Science

HIV-suppressing drug can stop virus being transmitted, study says

Experts said the findings needed to be spread more widely.

Scientists say an end to the “HIV pandemic” could be in sight after a study found that effective treatment can prevent sexual transmission of the virus.

Researchers tested 1,000 gay male couples – one HIV positive and taking antiretroviral drugs to suppress the virus and the other HIV negative – and found no cases of transmission over eight years.

Experts said the results were a “powerful message” that should be spread widely.

“Our findings provide conclusive evidence for gay men that the risk of HIV transmission with suppressive ART (antiretroviral therapy) is zero,” said Professor Alison Rodger, from University College London, who co-led the research.

“This powerful message can help end the HIV pandemic by preventing HIV transmission, and tackling the stigma and discrimination that many people with HIV face,” she added.

“Increased efforts must now focus on wider dissemination of this powerful message and ensuring that all HIV-positive people have access to testing, effective treatment, adherence support and linkage to care.”

The study, published in The Lancet journal, reported that the couples had sex without condoms around 77,000 times. The researchers said about 472 transmissions of HIV would have been expected without the treatment.

The scientists added that ART proved just as effective for gay couples as it had for heterosexual couples.

Over the eight years, a total of 15 men were infected with HIV, but DNA testing showed the virus did not come from their main partner.

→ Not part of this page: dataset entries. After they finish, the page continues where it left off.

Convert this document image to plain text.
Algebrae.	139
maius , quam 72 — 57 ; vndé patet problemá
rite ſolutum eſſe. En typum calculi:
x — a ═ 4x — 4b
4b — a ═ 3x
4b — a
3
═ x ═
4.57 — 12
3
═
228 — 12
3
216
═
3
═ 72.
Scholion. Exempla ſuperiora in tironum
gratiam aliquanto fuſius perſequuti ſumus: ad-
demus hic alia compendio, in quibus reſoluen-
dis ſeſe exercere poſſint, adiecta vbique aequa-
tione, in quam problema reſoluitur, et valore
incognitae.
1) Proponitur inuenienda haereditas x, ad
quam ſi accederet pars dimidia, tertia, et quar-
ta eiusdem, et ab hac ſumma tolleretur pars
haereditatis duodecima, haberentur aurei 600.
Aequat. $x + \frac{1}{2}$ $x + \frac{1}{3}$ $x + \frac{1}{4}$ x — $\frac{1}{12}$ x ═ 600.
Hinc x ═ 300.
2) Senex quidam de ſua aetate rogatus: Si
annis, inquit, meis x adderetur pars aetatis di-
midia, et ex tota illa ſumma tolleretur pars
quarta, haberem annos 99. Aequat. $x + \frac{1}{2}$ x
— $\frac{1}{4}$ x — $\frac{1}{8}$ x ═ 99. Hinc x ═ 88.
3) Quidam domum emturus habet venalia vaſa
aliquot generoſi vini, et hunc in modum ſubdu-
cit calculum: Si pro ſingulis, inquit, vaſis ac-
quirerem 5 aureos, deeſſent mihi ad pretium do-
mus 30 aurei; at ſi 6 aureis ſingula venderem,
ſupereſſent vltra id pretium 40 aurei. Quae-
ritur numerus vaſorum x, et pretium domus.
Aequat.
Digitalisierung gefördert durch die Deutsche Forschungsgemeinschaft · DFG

Professor Anna Maria Geretti, from the University of Liverpool’s Institute of Infection and Global Health, who led the study’s genetic analysis work, said: “We used cutting-edge technology to analyse the genetic strains of the virus in the rare cases where a new HIV infection occurred.

“Our work was key because we were able to show that there was no relation between the virus strains of the two people in the couple. In other words, in all cases of new HIV infections, the new virus was so different from that of the HIV-positive partner that it must have come from somebody else.”

Dr Michael Brady, medical director at HIV charity Terrence Higgins Trust, said it was “impossible to overstate the importance of these findings”.

“The study has given us the confidence to say, without doubt, that people living with HIV who are on effective treatment cannot pass the virus on to their sexual partners. This has incredible impact on the lives of people living with HIV and is a powerful message to address HIV-related stigma.”